After replacing the little hard
plastic "feet" that keep the machine positioned just slightly off the
desk, allowing airflow, I soon noticed that all but one had again gone AWOL. I
assumed they were gone forever, like one half of a pair of socks after a wash
cycle. But while mischievous socks seem to time travel, never to return, laptop
feet apparently visit an alternate universe for a while and then magically reappear.
It might be akin to what happens at
puberty: kids have a growth spurt and "grow a foot" seemingly
overnight. But even the most ambitious teen has yet to grow three feet in a
matter of weeks. That's what my tiny plastic computer feet did.
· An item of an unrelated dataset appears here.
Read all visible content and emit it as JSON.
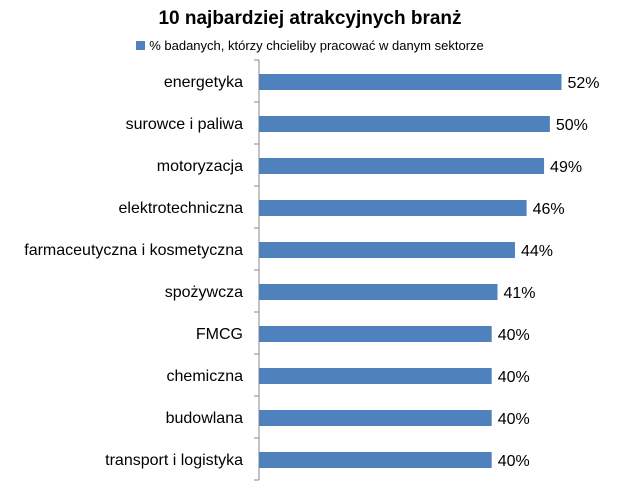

After at least a year, they began
reappearing on the carpet — where they absolutely had not resided before. I
don't have pets or children; no one else could have moved them or replaced
them. Yet here they were, one by one over the course of several weeks, mutely calling,
"I'm home!" (None of them sported a tan or souvenirs, so I can't
verify where they'd been.)
I'm waiting to see whether the
fourth will arrive, though I'm delighted to welcome the trio home. I discovered
each returning foot accidentally, either by stepping on it, thinking I'd
tracked in a pebble, or noticing what I thought was a chocolate chip. Amazing
and amusing, because of course I was completely unattached to something as
negligible as laptop feet. Yet here they are.
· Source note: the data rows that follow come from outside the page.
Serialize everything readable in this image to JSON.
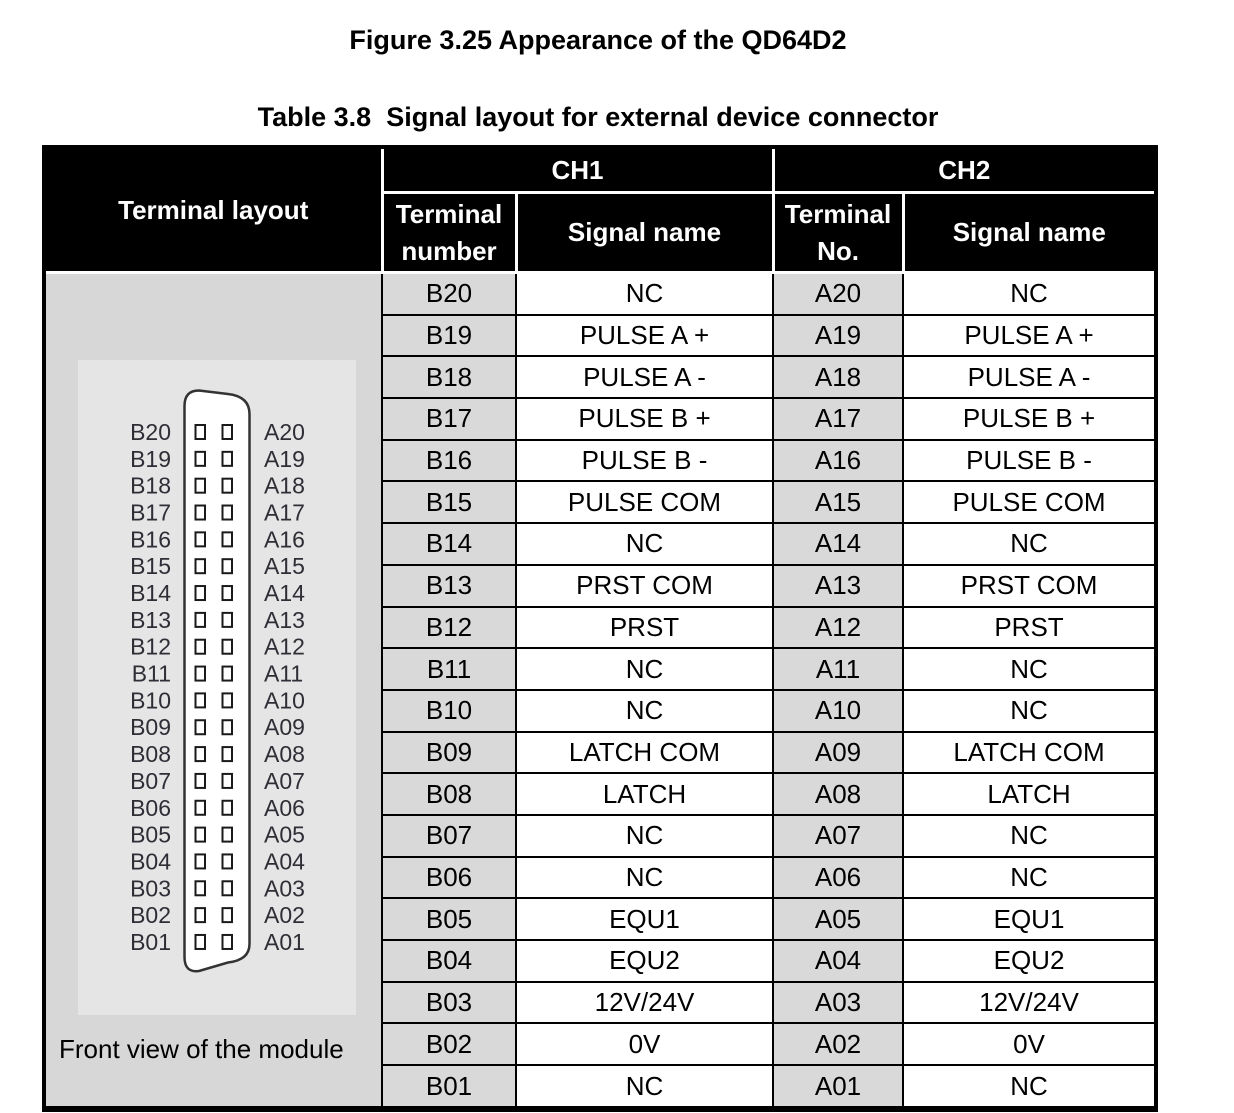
{
  "figure_title": "Figure 3.25 Appearance of the QD64D2",
  "table_title": "Table 3.8  Signal layout for external device connector",
  "table": {
    "corner_header": "Terminal layout",
    "groups": [
      {
        "label": "CH1",
        "terminal_header": "Terminal number",
        "signal_header": "Signal name"
      },
      {
        "label": "CH2",
        "terminal_header": "Terminal No.",
        "signal_header": "Signal name"
      }
    ],
    "rows": [
      {
        "ch1_terminal": "B20",
        "ch1_signal": "NC",
        "ch2_terminal": "A20",
        "ch2_signal": "NC"
      },
      {
        "ch1_terminal": "B19",
        "ch1_signal": "PULSE A +",
        "ch2_terminal": "A19",
        "ch2_signal": "PULSE A +"
      },
      {
        "ch1_terminal": "B18",
        "ch1_signal": "PULSE A -",
        "ch2_terminal": "A18",
        "ch2_signal": "PULSE A -"
      },
      {
        "ch1_terminal": "B17",
        "ch1_signal": "PULSE B +",
        "ch2_terminal": "A17",
        "ch2_signal": "PULSE B +"
      },
      {
        "ch1_terminal": "B16",
        "ch1_signal": "PULSE B -",
        "ch2_terminal": "A16",
        "ch2_signal": "PULSE B -"
      },
      {
        "ch1_terminal": "B15",
        "ch1_signal": "PULSE COM",
        "ch2_terminal": "A15",
        "ch2_signal": "PULSE COM"
      },
      {
        "ch1_terminal": "B14",
        "ch1_signal": "NC",
        "ch2_terminal": "A14",
        "ch2_signal": "NC"
      },
      {
        "ch1_terminal": "B13",
        "ch1_signal": "PRST COM",
        "ch2_terminal": "A13",
        "ch2_signal": "PRST COM"
      },
      {
        "ch1_terminal": "B12",
        "ch1_signal": "PRST",
        "ch2_terminal": "A12",
        "ch2_signal": "PRST"
      },
      {
        "ch1_terminal": "B11",
        "ch1_signal": "NC",
        "ch2_terminal": "A11",
        "ch2_signal": "NC"
      },
      {
        "ch1_terminal": "B10",
        "ch1_signal": "NC",
        "ch2_terminal": "A10",
        "ch2_signal": "NC"
      },
      {
        "ch1_terminal": "B09",
        "ch1_signal": "LATCH COM",
        "ch2_terminal": "A09",
        "ch2_signal": "LATCH COM"
      },
      {
        "ch1_terminal": "B08",
        "ch1_signal": "LATCH",
        "ch2_terminal": "A08",
        "ch2_signal": "LATCH"
      },
      {
        "ch1_terminal": "B07",
        "ch1_signal": "NC",
        "ch2_terminal": "A07",
        "ch2_signal": "NC"
      },
      {
        "ch1_terminal": "B06",
        "ch1_signal": "NC",
        "ch2_terminal": "A06",
        "ch2_signal": "NC"
      },
      {
        "ch1_terminal": "B05",
        "ch1_signal": "EQU1",
        "ch2_terminal": "A05",
        "ch2_signal": "EQU1"
      },
      {
        "ch1_terminal": "B04",
        "ch1_signal": "EQU2",
        "ch2_terminal": "A04",
        "ch2_signal": "EQU2"
      },
      {
        "ch1_terminal": "B03",
        "ch1_signal": "12V/24V",
        "ch2_terminal": "A03",
        "ch2_signal": "12V/24V"
      },
      {
        "ch1_terminal": "B02",
        "ch1_signal": "0V",
        "ch2_terminal": "A02",
        "ch2_signal": "0V"
      },
      {
        "ch1_terminal": "B01",
        "ch1_signal": "NC",
        "ch2_terminal": "A01",
        "ch2_signal": "NC"
      }
    ]
  },
  "terminal_layout": {
    "left_pins": [
      "B20",
      "B19",
      "B18",
      "B17",
      "B16",
      "B15",
      "B14",
      "B13",
      "B12",
      "B11",
      "B10",
      "B09",
      "B08",
      "B07",
      "B06",
      "B05",
      "B04",
      "B03",
      "B02",
      "B01"
    ],
    "right_pins": [
      "A20",
      "A19",
      "A18",
      "A17",
      "A16",
      "A15",
      "A14",
      "A13",
      "A12",
      "A11",
      "A10",
      "A09",
      "A08",
      "A07",
      "A06",
      "A05",
      "A04",
      "A03",
      "A02",
      "A01"
    ],
    "caption": "Front view of the module"
  },
  "colors": {
    "header_bg": "#000000",
    "header_text": "#ffffff",
    "terminal_cell_bg": "#d9d9d9",
    "layout_cell_bg": "#d7d7d7",
    "panel_bg": "#e5e5e5",
    "table_border": "#000000",
    "pin_label_text": "#2e2e36"
  }
}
It's easy to manifest what we have
no attachment to in our lives. I've proven this in my own life time and again
with items similar to laptop feet, which can appear as soon as we envision the
request. Yet this complete faith that the universe is always answering is the
great challenge most of us are still aiming to master — myself included. We
believe the grander requests will take a long(er) time to show up, so they
usually do.
This is a fulcrum moment to grow
new feet — or kilometers, if you choose — so we can leap into parallel realities
and timelines and return with alacrity. Stand up for the true magnificent YOU.
That's the feat we can all grow into, now.